The membership and role providers are configured separately, but a specific membership provider may require a certain role provider and vice versa. For the current set of providers you must have matching role and membership providers. For example, if you decide to use WindowsMembershipProvider you must use the WindowsRoleProvider.

Administer security and access rights

When you administer access rights to pages in CMS, you will use some distinct components that are loosely connected which causes the UI to show information that may appear confusing. The components are as follows:

  • Users (delivered by the current membership provider).
  • Roles (delivered by the current role provider and the virtual roles).
  • Access control lists (ACLs).

An ACL is simply a list of SecurityEntities and an access level. The security entity is a name and information stating if the name represents a role or a user. When you have a security entity in an ACL, it is not affected by changes in the membership or role provider. One aspect of this is that when you delete a role and then look at an ACL that had an access entry for this role, the role is still displayed in the ACL.
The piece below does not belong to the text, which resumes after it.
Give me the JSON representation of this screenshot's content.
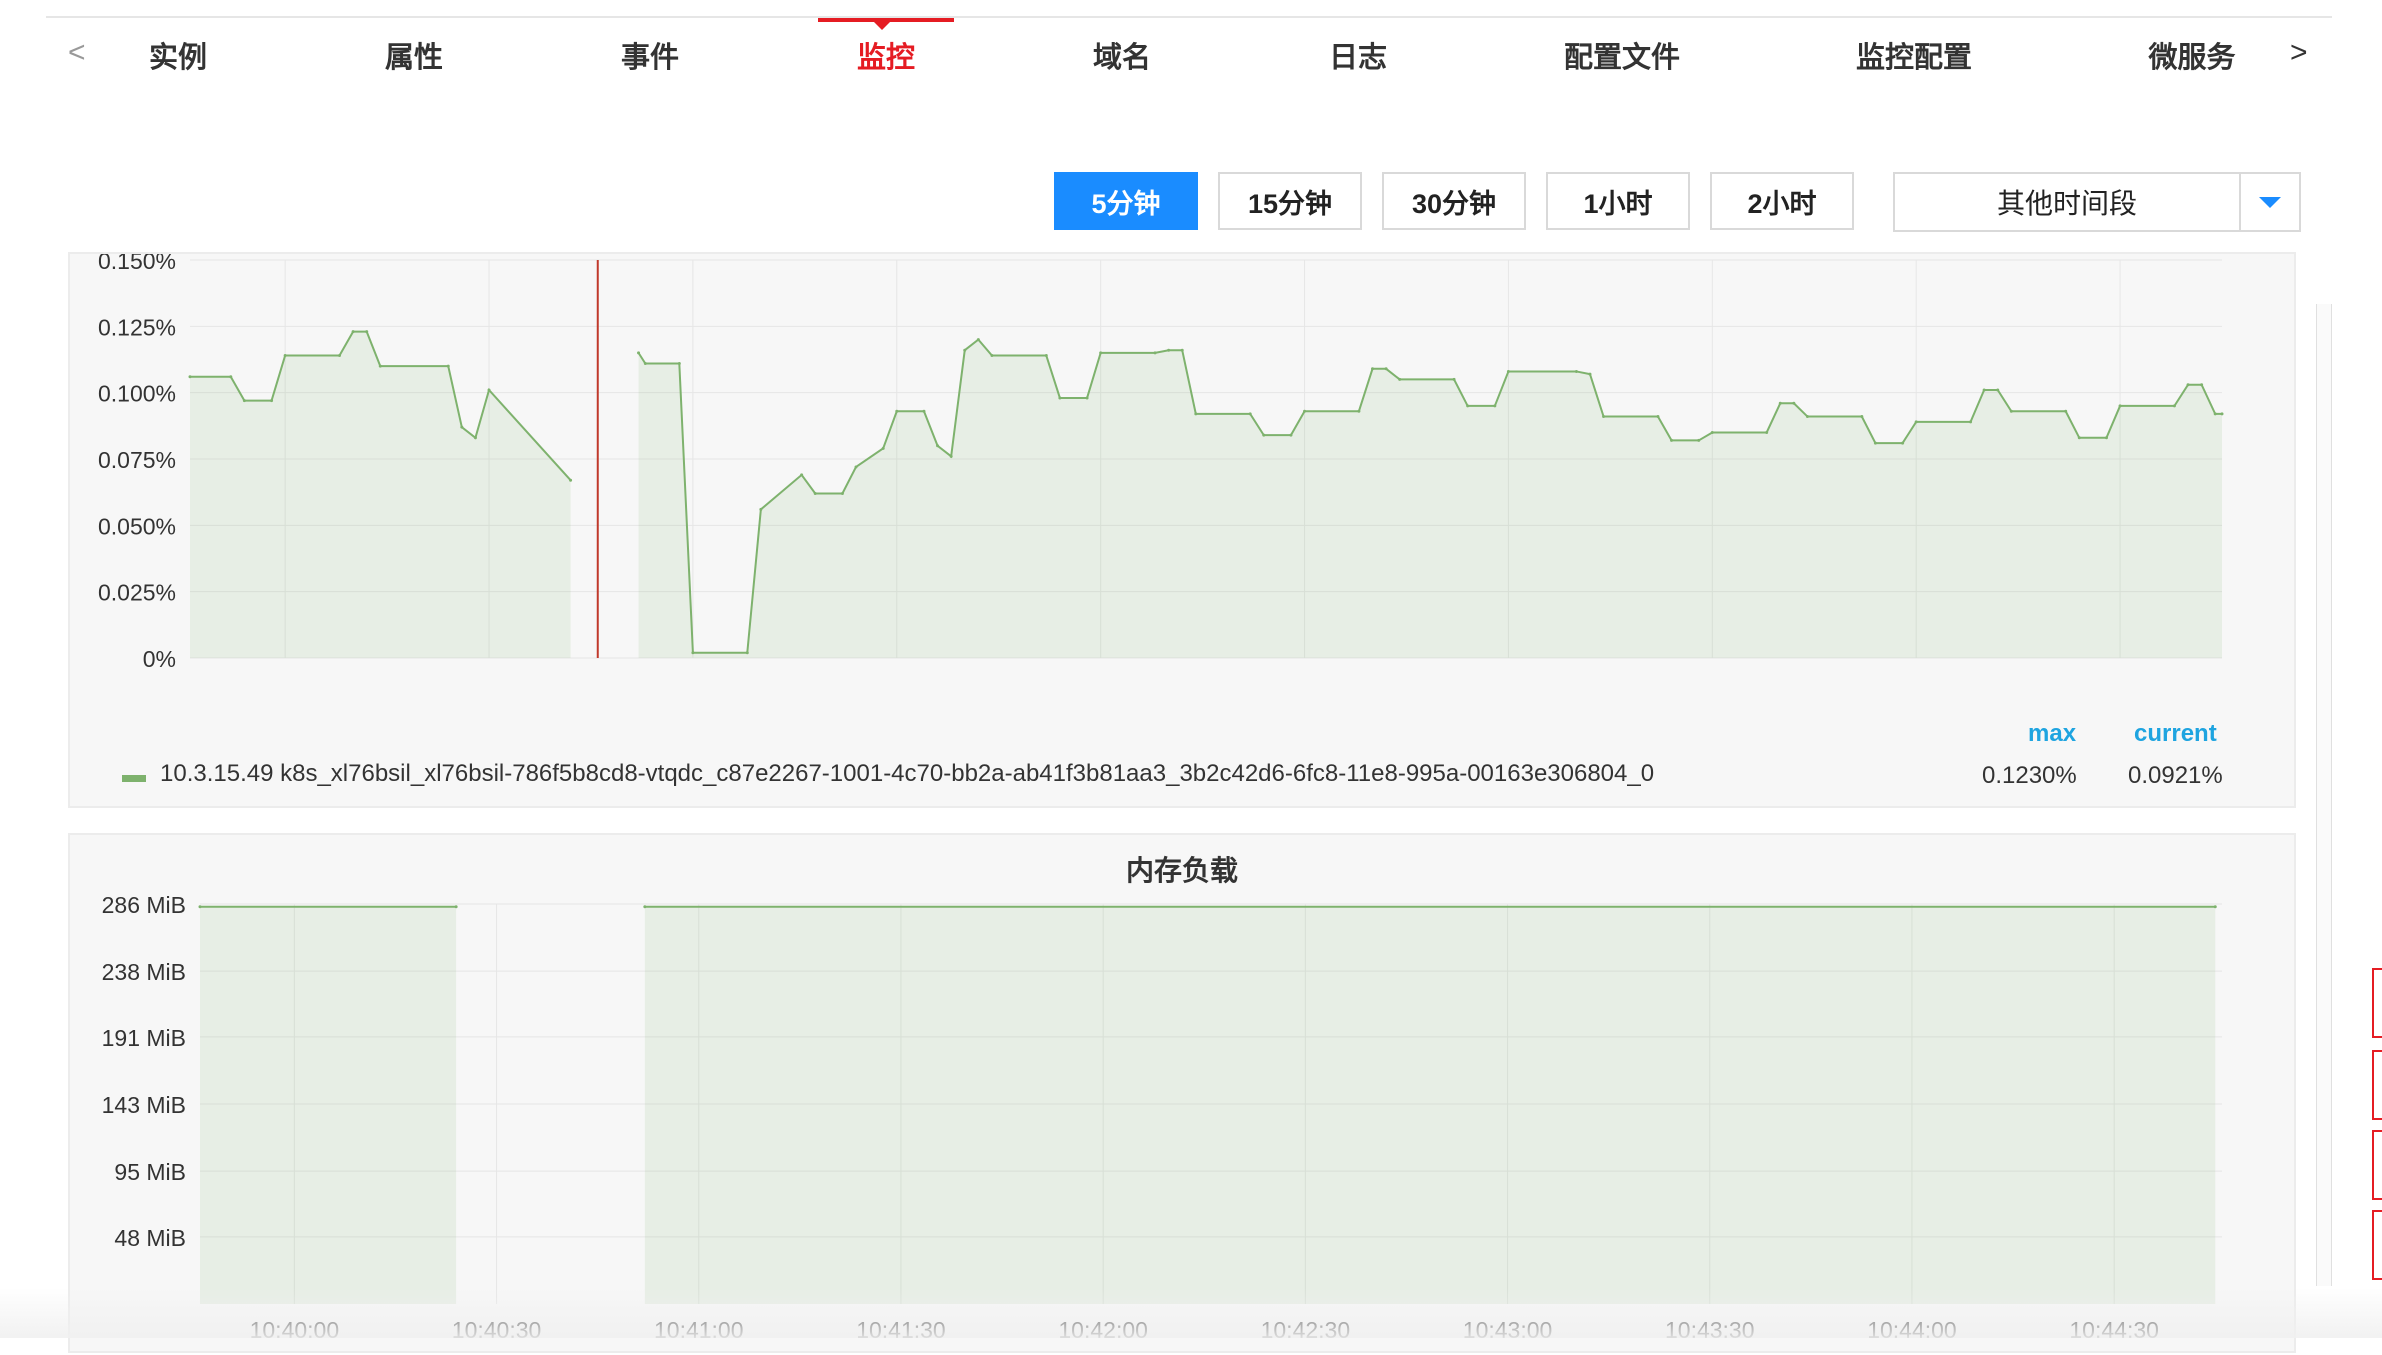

Membership providers have APIs for creating, editing and deleting users, but not all providers support updates of the user database. The SQL membership provider lets you modify the user database, but the Windows membership provider does not. This is reflected in the UI when you browse users.

If you are using the Multiplexing membership provider and want to create users, then the first provider in the multiplexing list (provider1) must support it. The same applies for role providers.

Recommended access rights settings

See the Optimizely User Guide for information about recommended access rights settings.

Enterprise configuration issues

If you are running in an Enterprise configuration with multiple-site definitions, the membership and role provider definitions cannot be configured on a per-site basis. If you must have separate provider definitions for each site, you cannot share the web.config file. This is a restriction in the Microsoft implementation of ASP.NET and not in CMS.